- Born: Marie McMahon 24 January 1975 (age 51) Ennistymon, Ireland
- Occupation: long-distance runner

= Marie Davenport =

Irish long-distance runner

Marie Davenport (born as Marie McMahon in Ennistymon) is a long-distance runner from Ireland. She first took part in the 1996 Summer Olympics as a participant in the 5,000 metres, and later in the 2004 Summer Olympics.

Davenport did not advance out of the first heat of the women's 5000 meters in the 1996 Atlanta games. She ran 15:59 for 5K in her debut games at the age of 19.

Davenport finished 14th in the 2004 Olympic 10,000m final in a time of 31:50.

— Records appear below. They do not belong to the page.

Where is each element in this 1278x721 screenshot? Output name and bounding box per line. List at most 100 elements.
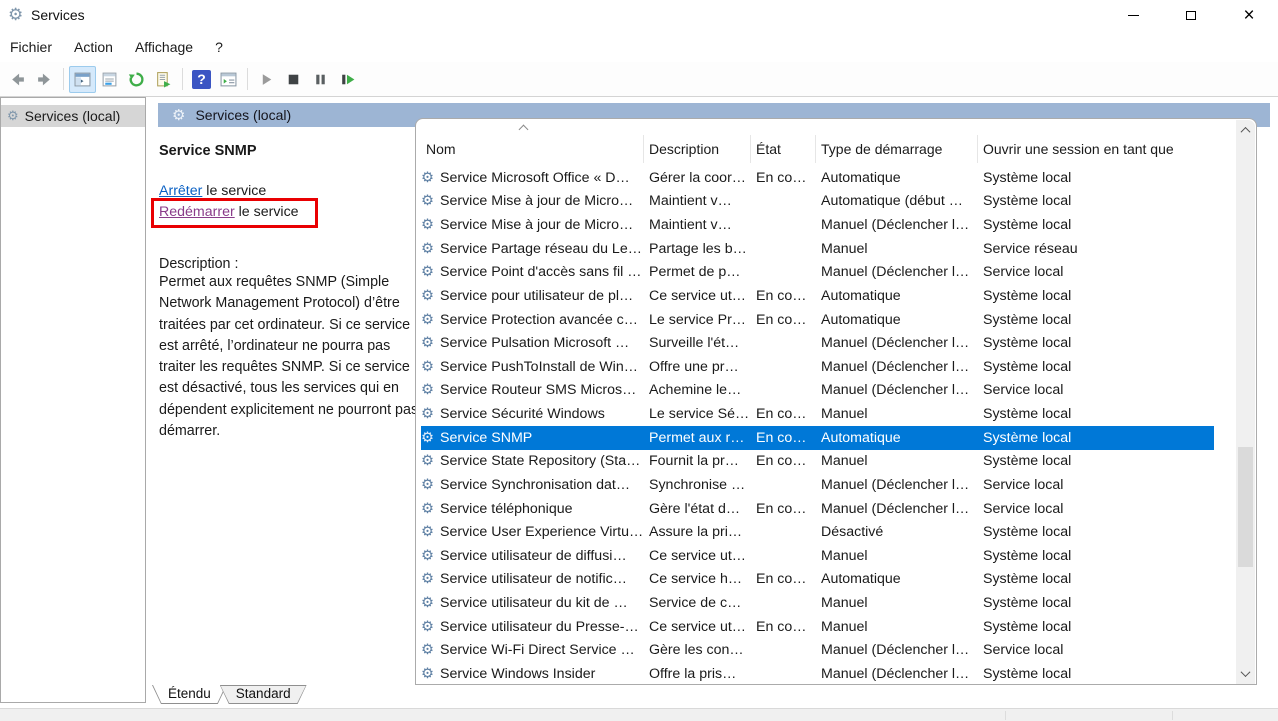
tab-etendu[interactable]: Étendu: [152, 685, 227, 704]
maximize-button[interactable]: [1162, 0, 1220, 31]
column-header-ouvrir-session[interactable]: Ouvrir une session en tant que: [978, 135, 1209, 163]
service-startup-type: Manuel: [816, 453, 978, 469]
table-row[interactable]: ⚙ Service Mise à jour de Micro… Maintien…: [421, 190, 1214, 214]
service-startup-type: Manuel (Déclencher l…: [816, 335, 978, 351]
forward-button[interactable]: [31, 66, 58, 93]
show-console-tree-button[interactable]: [69, 66, 96, 93]
service-name-cell: ⚙ Service pour utilisateur de pl…: [421, 288, 644, 304]
service-description: Permet de p…: [644, 264, 751, 280]
scroll-up-button[interactable]: [1236, 122, 1255, 139]
service-description: Ce service ut…: [644, 288, 751, 304]
table-row[interactable]: ⚙ Service SNMP Permet aux r… En co… Auto…: [421, 426, 1214, 450]
service-state: En co…: [751, 571, 816, 587]
column-header-nom[interactable]: Nom: [416, 135, 644, 163]
restart-service-button[interactable]: [334, 66, 361, 93]
pause-service-button[interactable]: [307, 66, 334, 93]
description-label: Description :: [159, 256, 421, 272]
tab-standard[interactable]: Standard: [220, 685, 307, 704]
service-startup-type: Manuel (Déclencher l…: [816, 666, 978, 682]
table-row[interactable]: ⚙ Service Synchronisation dat… Synchroni…: [421, 473, 1214, 497]
service-gear-icon: ⚙: [421, 241, 434, 257]
table-row[interactable]: ⚙ Service Mise à jour de Micro… Maintien…: [421, 213, 1214, 237]
table-row[interactable]: ⚙ Service utilisateur de diffusi… Ce ser…: [421, 544, 1214, 568]
service-description: Partage les b…: [644, 241, 751, 257]
menu-fichier[interactable]: Fichier: [10, 35, 63, 59]
service-description: Gère l'état d…: [644, 501, 751, 517]
stop-service-line: Arrêter le service: [159, 181, 421, 202]
table-row[interactable]: ⚙ Service Protection avancée c… Le servi…: [421, 308, 1214, 332]
table-row[interactable]: ⚙ Service utilisateur de notific… Ce ser…: [421, 568, 1214, 592]
service-gear-icon: ⚙: [421, 666, 434, 682]
refresh-button[interactable]: [123, 66, 150, 93]
service-name: Service Microsoft Office « D…: [440, 170, 630, 186]
menu-affichage[interactable]: Affichage: [124, 35, 204, 59]
table-row[interactable]: ⚙ Service Partage réseau du Le… Partage …: [421, 237, 1214, 261]
service-startup-type: Automatique: [816, 288, 978, 304]
table-row[interactable]: ⚙ Service User Experience Virtu… Assure …: [421, 520, 1214, 544]
extended-view-button[interactable]: [215, 66, 242, 93]
help-button[interactable]: ?: [188, 66, 215, 93]
menu-action[interactable]: Action: [63, 35, 124, 59]
back-button[interactable]: [4, 66, 31, 93]
service-logon-as: Système local: [978, 453, 1214, 469]
stop-service-link[interactable]: Arrêter: [159, 183, 202, 199]
service-name-cell: ⚙ Service Windows Insider: [421, 666, 644, 682]
column-header-description[interactable]: Description: [644, 135, 751, 163]
service-state: En co…: [751, 453, 816, 469]
service-name: Service Wi-Fi Direct Service …: [440, 642, 635, 658]
properties-button[interactable]: [96, 66, 123, 93]
table-row[interactable]: ⚙ Service State Repository (Sta… Fournit…: [421, 450, 1214, 474]
service-startup-type: Manuel: [816, 595, 978, 611]
service-name-cell: ⚙ Service User Experience Virtu…: [421, 524, 644, 540]
services-list-panel: Nom Description État Type de démarrage O…: [415, 118, 1257, 685]
vertical-scrollbar[interactable]: [1236, 120, 1255, 684]
table-row[interactable]: ⚙ Service Point d'accès sans fil … Perme…: [421, 261, 1214, 285]
menu-help[interactable]: ?: [204, 35, 234, 59]
service-logon-as: Service local: [978, 382, 1214, 398]
column-header-type-demarrage[interactable]: Type de démarrage: [816, 135, 978, 163]
service-gear-icon: ⚙: [421, 619, 434, 635]
service-gear-icon: ⚙: [421, 359, 434, 375]
service-rows: ⚙ Service Microsoft Office « D… Gérer la…: [421, 166, 1214, 685]
table-row[interactable]: ⚙ Service Windows Insider Offre la pris……: [421, 662, 1214, 685]
service-gear-icon: ⚙: [421, 477, 434, 493]
scrollbar-thumb[interactable]: [1238, 447, 1253, 567]
service-startup-type: Automatique: [816, 170, 978, 186]
table-row[interactable]: ⚙ Service Routeur SMS Micros… Achemine l…: [421, 379, 1214, 403]
table-row[interactable]: ⚙ Service Pulsation Microsoft … Surveill…: [421, 331, 1214, 355]
service-logon-as: Système local: [978, 595, 1214, 611]
table-row[interactable]: ⚙ Service utilisateur du kit de … Servic…: [421, 591, 1214, 615]
service-state: En co…: [751, 619, 816, 635]
table-row[interactable]: ⚙ Service téléphonique Gère l'état d… En…: [421, 497, 1214, 521]
table-row[interactable]: ⚙ Service pour utilisateur de pl… Ce ser…: [421, 284, 1214, 308]
service-gear-icon: ⚙: [421, 524, 434, 540]
service-name-cell: ⚙ Service Partage réseau du Le…: [421, 241, 644, 257]
sidebar-item-services-local[interactable]: ⚙ Services (local): [1, 105, 145, 127]
service-description: Permet aux r…: [644, 430, 751, 446]
minimize-button[interactable]: [1104, 0, 1162, 31]
close-button[interactable]: ×: [1220, 0, 1278, 31]
service-startup-type: Manuel (Déclencher l…: [816, 382, 978, 398]
service-name: Service User Experience Virtu…: [440, 524, 643, 540]
service-description: Maintient v…: [644, 217, 751, 233]
service-logon-as: Système local: [978, 548, 1214, 564]
export-list-button[interactable]: [150, 66, 177, 93]
service-name-cell: ⚙ Service utilisateur du kit de …: [421, 595, 644, 611]
details-area: ⚙ Services (local) Service SNMP Arrêter …: [150, 97, 1278, 708]
table-row[interactable]: ⚙ Service PushToInstall de Win… Offre un…: [421, 355, 1214, 379]
minimize-icon: [1128, 15, 1139, 16]
scroll-down-button[interactable]: [1236, 665, 1255, 682]
service-state: En co…: [751, 406, 816, 422]
table-row[interactable]: ⚙ Service Wi-Fi Direct Service … Gère le…: [421, 639, 1214, 663]
start-service-button[interactable]: [253, 66, 280, 93]
column-header-etat[interactable]: État: [751, 135, 816, 163]
table-row[interactable]: ⚙ Service utilisateur du Presse-… Ce ser…: [421, 615, 1214, 639]
service-name: Service Point d'accès sans fil …: [440, 264, 641, 280]
stop-service-button[interactable]: [280, 66, 307, 93]
table-row[interactable]: ⚙ Service Sécurité Windows Le service Sé…: [421, 402, 1214, 426]
stop-icon: [285, 71, 302, 88]
service-name: Service Mise à jour de Micro…: [440, 193, 633, 209]
table-row[interactable]: ⚙ Service Microsoft Office « D… Gérer la…: [421, 166, 1214, 190]
restart-service-link[interactable]: Redémarrer: [159, 204, 235, 220]
properties-icon: [101, 71, 118, 88]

Davenport was a 10-time NCAA All-American, NCAA Champion in the indoor 5000m, and led Providence College to their first NCAA team title in women's cross country in 1995.

Davenport was an eight-time Big East Champion while attending Providence College. She also won the 5000 meters at the Penn Relays three years in a row. Davenport was inducted into the Providence College Hall of Fame in 2009.

Davenport won the BAA Half Marathon in a then course record time of 1:10:57. She won the race again in 2006 in 1:12:10.

Davenport ran 2:33 for 16th place in the 2005 New York City Marathon.

Davenport's time of 31:28 for 10,000m ranks 3rd all time for Ireland behind Sonia O'Sullivan and Catherina McKiernan.

Davenport finished 23rd in the 1996 Cross Country World Championships held in South Africa.

Davenport finished 45th in the 2002 Cross Country World Championships and 77th in the 1999 World Championships.

Davenport won the Women's Boston Tufts 10K in a time of 32:48 ahead of Ethiopian Genet Gebregiorgis in 2004.

Davenport won the CVS Downtown 5K in 15:19 to take home the $5000 prize.

After retiring from competitive running, Marie finished 4th in the Masters Division of the Boston Marathon in 2015 in the freezing rain. She ran 2:49 despite running alone into a headwind for the last 12 miles. This was Marie's last competitive race.

Davenport was issued a warning by the IOC for taking a cold medicine for a stuffy nose without giving notification to her team doctor during the 1996 Olympics. The medicine was not on an IOC banned list and only required an athlete's declaration. The Irish newspapers wrongly reported that Marie could face a four-year ban which created a media frenzy. She was cleared of any wrongdoing.

Davenport planned to compete in the New York City Marathon in 2005, but was prevented by injury. She won the Women's Mini Marathon, Dublin in 2007. In 2012 she came second in the Guilford Frosty 5K.

Davenport attended Providence College, and, as of 2012, was living with her husband and children in Guilford, Baltimore, United States.